Despite sharing of the same mutation, patients may develop different phenotypes, as in the case of patients EE02 and EE05, who had type III and I OI, respectively. Genotype-phenotype correlations remain an unresolved issue in our understanding of OI. Cases of inter- and intra-familial OI diversity are not rare. Not only genetics, but additional factors, such as epigenetics and environment might contribute to the development of specific OI phenotypes. This leads to many questions and the need to further investigate potential OI factors.

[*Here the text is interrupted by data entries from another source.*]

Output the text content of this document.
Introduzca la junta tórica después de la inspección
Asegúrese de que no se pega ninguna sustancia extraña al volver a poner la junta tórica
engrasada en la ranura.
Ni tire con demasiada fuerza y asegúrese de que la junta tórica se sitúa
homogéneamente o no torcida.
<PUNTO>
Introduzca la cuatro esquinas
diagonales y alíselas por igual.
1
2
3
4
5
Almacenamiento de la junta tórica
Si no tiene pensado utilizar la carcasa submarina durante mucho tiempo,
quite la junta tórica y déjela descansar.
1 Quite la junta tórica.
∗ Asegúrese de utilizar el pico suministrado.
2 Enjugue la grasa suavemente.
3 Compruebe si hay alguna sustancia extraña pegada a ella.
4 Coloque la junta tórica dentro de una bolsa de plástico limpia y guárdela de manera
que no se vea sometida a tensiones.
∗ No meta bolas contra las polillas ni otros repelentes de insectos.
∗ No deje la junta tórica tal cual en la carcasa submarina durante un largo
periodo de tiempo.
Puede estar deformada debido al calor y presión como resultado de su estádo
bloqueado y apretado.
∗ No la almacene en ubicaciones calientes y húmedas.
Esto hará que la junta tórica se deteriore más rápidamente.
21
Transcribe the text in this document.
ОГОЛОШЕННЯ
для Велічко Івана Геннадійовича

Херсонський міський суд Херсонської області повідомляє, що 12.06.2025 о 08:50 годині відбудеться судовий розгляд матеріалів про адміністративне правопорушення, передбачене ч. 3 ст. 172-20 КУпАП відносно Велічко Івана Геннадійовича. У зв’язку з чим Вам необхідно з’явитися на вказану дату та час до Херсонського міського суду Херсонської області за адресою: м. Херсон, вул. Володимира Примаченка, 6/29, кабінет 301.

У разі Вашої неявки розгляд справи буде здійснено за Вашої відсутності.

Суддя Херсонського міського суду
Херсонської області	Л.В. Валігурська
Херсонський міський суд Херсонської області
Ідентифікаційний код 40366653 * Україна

Sanger sequencing is a powerful and accurate method of mutational analysis and allows the identification of frameshift, and missense and nonsense mutations in the coding regions of genes. Moreover, due to the special design of the primers distant from intron-exon junction regions, we could asses splice site mutations of the COL1A1/2 genes, which are the cause of quantitative collagen defects. However, the current study had some limitations. We could not identify whole gene or exon deletions and duplications, which could have slightly reduced the number of discovered COL1A1/2 mutations. In addition, due to the small population size of Estonia, our cohort was limited. We cannot exclude the possibility that the small sample size might be the cause of differences compared to the results of other studies.

Conclusion

This paper has described the mutational spectrum of COL1A1/2 genes among 30 Estonian OI patients, which were estimated to represent ~ 100% of OI families in Estonia at the time. We identified collagen I mutations in 87% of Estonian OI families. The number of quantitative mutations (69%) was high compared to other European OI cohorts. All missense mutations of our Estonian patients altered the triple helical chain domain of α1 and α2 procollagen chains. One mutation was situated in the lethal cluster. A normal distribution of novel collagen mutations (50%) among the COL1A1 (77%) and COL1A2 (23%) genes, and mostly glycine substitutions were observed, compared to other OI cohorts of Northern Europe. Four patients that showed no collagen type I mutations will be further studied using whole exome sequencing analysis to identify disease causing variants.